Les utilisatrices affirment que le bio-charbon garde les mêmes propriétés quel que soit le résidu dont il est issu.
Toutefois, pour les scientifiques, les résidus n’ont pas le même pouvoir calorifique, c’est-à-dire qu’ils ne dégagent pas tous la même quantité de chaleur quand ils brûlent. Les résidus de café ayant un pouvoir calorifique plus élevé que ceux de la banane, par exemple.
Quant au fourneau Ndabo, même avec le charbon ordinaire, il permettrait de faire des économies, toujours selon les ménagères qui ont pu l’essayer.
Parlant d’économies, le Affery Mboby, nous a appris Coné Gaoussou, sera vendu à 100F CFA le kilogramme. 40 Francs CFA moins cher que le charbon de bois.
En effet des études menées à Abidjan et à Affery, ont montré que 400 à 700 grammes de charbon de bois se vendent actuellement à 100F CFA.
Outre les économies, utiliser le bio-charbon d’Affery reviendrait à participer à la fois à la conservation de la forêt ivoirienne et à la création d’emplois.
Une unité de production de bio charbon mobilise en moyenne une vingtaine de personnes de la fabrication du matériel de production à l’obtention du bio-charbon.
A terme, il est prévu l’expansion de la production à tout le pays et la mise sur pied d’un réseau de commercialisation.

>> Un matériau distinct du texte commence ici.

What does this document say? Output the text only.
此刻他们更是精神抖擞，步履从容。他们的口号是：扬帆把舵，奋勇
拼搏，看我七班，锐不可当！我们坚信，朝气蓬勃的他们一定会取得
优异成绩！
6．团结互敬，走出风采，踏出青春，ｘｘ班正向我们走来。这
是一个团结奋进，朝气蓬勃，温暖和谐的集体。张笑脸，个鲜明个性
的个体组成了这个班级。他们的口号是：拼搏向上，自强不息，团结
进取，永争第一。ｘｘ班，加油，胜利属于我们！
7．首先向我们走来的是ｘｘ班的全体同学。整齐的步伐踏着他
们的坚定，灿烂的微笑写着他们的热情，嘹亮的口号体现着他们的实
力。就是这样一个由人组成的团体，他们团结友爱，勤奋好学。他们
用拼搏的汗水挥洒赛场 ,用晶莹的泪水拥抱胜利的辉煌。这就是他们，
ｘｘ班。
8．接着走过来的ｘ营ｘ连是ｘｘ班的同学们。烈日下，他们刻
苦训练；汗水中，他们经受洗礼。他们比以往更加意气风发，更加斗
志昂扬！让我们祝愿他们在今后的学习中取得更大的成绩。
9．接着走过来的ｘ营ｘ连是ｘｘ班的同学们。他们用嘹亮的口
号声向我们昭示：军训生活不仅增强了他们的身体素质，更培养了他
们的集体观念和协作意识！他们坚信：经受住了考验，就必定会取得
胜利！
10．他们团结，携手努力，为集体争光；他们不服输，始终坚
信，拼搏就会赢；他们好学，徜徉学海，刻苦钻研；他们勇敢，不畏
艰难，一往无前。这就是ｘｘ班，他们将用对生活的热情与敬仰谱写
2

De plus, une partie des bénéfices servira au reboisement. Pour Coné Gaoussou, une augmentation du couvert forestier ivoirien permettra de capter plus de dioxyde de carbone (composant essentiel des gaz à effet de serre) et comme il le dit « la planète ne s’en portera que mieux ».
En attendant, ne bénéficiant d’aucun financement, l’APFNP n’a que sa volonté, ses projets et des moyens de production artisanaux.